Artwork by James Wilson Morrice,  At Gloucester

J.W. Morrice
At Gloucester

watercolour, laid down on paper
titled in the lower left margin
3.75 x 5 ins ( 9.5 x 12.7 cms ) ( sheet )

Auction Estimate: $7,000.00$5,000.00 - $7,000.00

Price Realized $4,720.00
Sale date: October 26th 2021

Collection of the artist
Maternal family of the artist (circa 1888)
By descent to the present Private Collection, Ontario
The small size of this watercolour announces the numerous pochades that made Morrice famous; it was painted during a summer holiday before he left for Europe. During the year he was studying Law in Toronto to please his father, but in summer he could indulge in his passion for painting. Many early watercolours have been preserved, about half now in the Montreal Museum of Fine Arts, given by the Morrice family. The present one belongs to a group that came to light very recently, all of the same small size, painted on sheets detached from a pad of professional paper.

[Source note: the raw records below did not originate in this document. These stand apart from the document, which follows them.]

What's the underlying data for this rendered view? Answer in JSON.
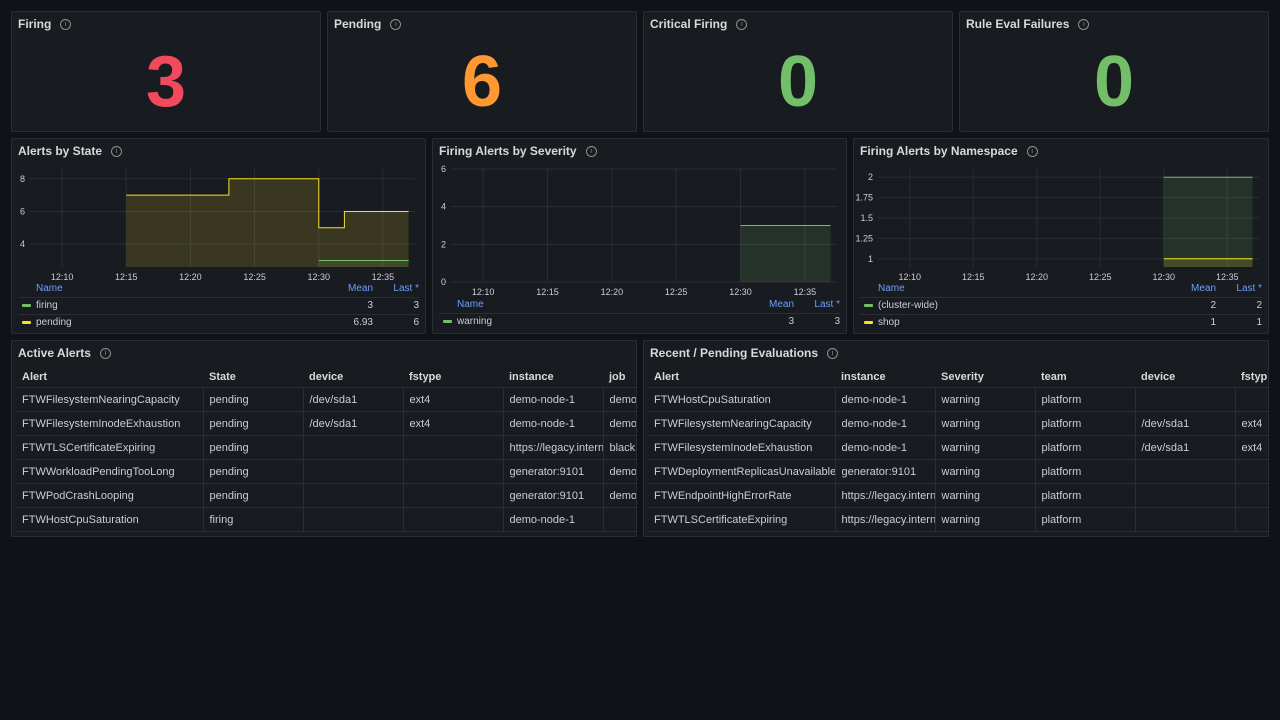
{
  "colors": {
    "red": "#f2495c",
    "orange": "#ff9830",
    "green": "#73bf69",
    "yellow": "#fade2a",
    "bg": "#181b1f",
    "grid": "#2a2d33"
  },
  "stats": [
    {
      "title": "Firing",
      "value": "3",
      "color": "#f2495c"
    },
    {
      "title": "Pending",
      "value": "6",
      "color": "#ff9830"
    },
    {
      "title": "Critical Firing",
      "value": "0",
      "color": "#73bf69"
    },
    {
      "title": "Rule Eval Failures",
      "value": "0",
      "color": "#73bf69"
    }
  ],
  "legend_headers": {
    "name": "Name",
    "mean": "Mean",
    "last": "Last *"
  },
  "charts": {
    "state": {
      "title": "Alerts by State",
      "legend": [
        {
          "name": "firing",
          "mean": "3",
          "last": "3",
          "color": "#73bf69"
        },
        {
          "name": "pending",
          "mean": "6.93",
          "last": "6",
          "color": "#fade2a"
        }
      ]
    },
    "severity": {
      "title": "Firing Alerts by Severity",
      "legend": [
        {
          "name": "warning",
          "mean": "3",
          "last": "3",
          "color": "#73bf69"
        }
      ]
    },
    "namespace": {
      "title": "Firing Alerts by Namespace",
      "legend": [
        {
          "name": "(cluster-wide)",
          "mean": "2",
          "last": "2",
          "color": "#73bf69"
        },
        {
          "name": "shop",
          "mean": "1",
          "last": "1",
          "color": "#fade2a"
        }
      ]
    }
  },
  "chart_data": [
    {
      "type": "area",
      "title": "Alerts by State",
      "x_ticks": [
        "12:10",
        "12:15",
        "12:20",
        "12:25",
        "12:30",
        "12:35"
      ],
      "y_ticks": [
        "4",
        "6",
        "8"
      ],
      "ylim": [
        2.6,
        8.6
      ],
      "grid": true,
      "legend_position": "bottom",
      "series": [
        {
          "name": "pending",
          "color": "#fade2a",
          "points": [
            [
              "12:15",
              7
            ],
            [
              "12:23",
              7
            ],
            [
              "12:23",
              8
            ],
            [
              "12:30",
              8
            ],
            [
              "12:30",
              5
            ],
            [
              "12:32",
              5
            ],
            [
              "12:32",
              6
            ],
            [
              "12:37",
              6
            ]
          ]
        },
        {
          "name": "firing",
          "color": "#73bf69",
          "points": [
            [
              "12:30",
              3
            ],
            [
              "12:37",
              3
            ]
          ]
        }
      ]
    },
    {
      "type": "area",
      "title": "Firing Alerts by Severity",
      "x_ticks": [
        "12:10",
        "12:15",
        "12:20",
        "12:25",
        "12:30",
        "12:35"
      ],
      "y_ticks": [
        "0",
        "2",
        "4",
        "6"
      ],
      "ylim": [
        0,
        6
      ],
      "grid": true,
      "legend_position": "bottom",
      "series": [
        {
          "name": "warning",
          "color": "#73bf69",
          "points": [
            [
              "12:30",
              3
            ],
            [
              "12:37",
              3
            ]
          ]
        }
      ]
    },
    {
      "type": "area",
      "title": "Firing Alerts by Namespace",
      "x_ticks": [
        "12:10",
        "12:15",
        "12:20",
        "12:25",
        "12:30",
        "12:35"
      ],
      "y_ticks": [
        "1",
        "1.25",
        "1.5",
        "1.75",
        "2"
      ],
      "ylim": [
        0.9,
        2.1
      ],
      "grid": true,
      "legend_position": "bottom",
      "series": [
        {
          "name": "(cluster-wide)",
          "color": "#73bf69",
          "points": [
            [
              "12:30",
              2
            ],
            [
              "12:37",
              2
            ]
          ]
        },
        {
          "name": "shop",
          "color": "#fade2a",
          "points": [
            [
              "12:30",
              1
            ],
            [
              "12:37",
              1
            ]
          ]
        }
      ]
    }
  ],
  "active": {
    "title": "Active Alerts",
    "columns": [
      "Alert",
      "State",
      "device",
      "fstype",
      "instance",
      "job"
    ],
    "rows": [
      [
        "FTWFilesystemNearingCapacity",
        "pending",
        "/dev/sda1",
        "ext4",
        "demo-node-1",
        "demo"
      ],
      [
        "FTWFilesystemInodeExhaustion",
        "pending",
        "/dev/sda1",
        "ext4",
        "demo-node-1",
        "demo"
      ],
      [
        "FTWTLSCertificateExpiring",
        "pending",
        "",
        "",
        "https://legacy.interna",
        "black"
      ],
      [
        "FTWWorkloadPendingTooLong",
        "pending",
        "",
        "",
        "generator:9101",
        "demo"
      ],
      [
        "FTWPodCrashLooping",
        "pending",
        "",
        "",
        "generator:9101",
        "demo"
      ],
      [
        "FTWHostCpuSaturation",
        "firing",
        "",
        "",
        "demo-node-1",
        ""
      ]
    ]
  },
  "recent": {
    "title": "Recent / Pending Evaluations",
    "columns": [
      "Alert",
      "instance",
      "Severity",
      "team",
      "device",
      "fstyp"
    ],
    "rows": [
      [
        "FTWHostCpuSaturation",
        "demo-node-1",
        "warning",
        "platform",
        "",
        ""
      ],
      [
        "FTWFilesystemNearingCapacity",
        "demo-node-1",
        "warning",
        "platform",
        "/dev/sda1",
        "ext4"
      ],
      [
        "FTWFilesystemInodeExhaustion",
        "demo-node-1",
        "warning",
        "platform",
        "/dev/sda1",
        "ext4"
      ],
      [
        "FTWDeploymentReplicasUnavailable",
        "generator:9101",
        "warning",
        "platform",
        "",
        ""
      ],
      [
        "FTWEndpointHighErrorRate",
        "https://legacy.interna",
        "warning",
        "platform",
        "",
        ""
      ],
      [
        "FTWTLSCertificateExpiring",
        "https://legacy.interna",
        "warning",
        "platform",
        "",
        ""
      ]
    ]
  }
}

Three of the tiny watercolours in this group represent Lake Champlain, and one is dated 1888; in July of that year, the young artist and a brother sojourned in Alburgh, Vermont, just below the Quebec border (”St. Albans Messenger”, July 7). Morrice could have visited Gloucester the same summer, or the year before; certainly before mid-August 1888, when his maternal grandfather, James Anderson, a Scottish miller turned farmer, died in Galt. No doubt the Morrice family from Montreal attended the funerals; and we can imagine the tiny works being sent soon after to Euphemia Anderson, direct ancestor of the present owners. She was the half-sister of Annie, Morrice’s mother; their father had left Scotland in 1857 with both girls, then aged 16 and 6, and his second wife; he had retired to Galt after years in the Brampton area. Perhaps the neat mountings of the watercolours, with some titles inscribed at lower left – a feature also found in the MMFA group – could be the work of a proud mother rather than her son’s. Around 1888, Gloucester, a centuries-old fishing town, was opening up to diversification, with the exploitation of Cape Ann granite. The trains already brought hoards of tourists and some artists, attracted by the exceptional Atlantic light, but the famous art colony was still in the future. Since this is the only Morrice painting found so far with a Massachusetts subject, we presume that Morrice’s stay was more to relax than to work. This unique, perfect watercolour, the size of a postcard, can be seen as a “souvenir”: with very few pencil marks and light colours, the artist immortalized the fishing town and its granite, linked by the tall sailboat, emblem of the seaside resort.

We extend our thanks to Lucie Dorais, Canadian art historian and author of “J.W. Morrice” (National Gallery of Canada, 1985) for contributing the preceding essay.

Share this item with your friends

James Wilson Morrice
(1865 - 1924) RCA

James Wilson Morrice, Canadian painter, was born in Montreal in 1865. Abandoning law, he went to Paris where he studied painting. He visited Venice, Trinidad, Tunis, and periodically returned to Canada. Admired for his subtle colouring and delicate rendering of landscapes, Morrice greatly influenced younger Canadian artists.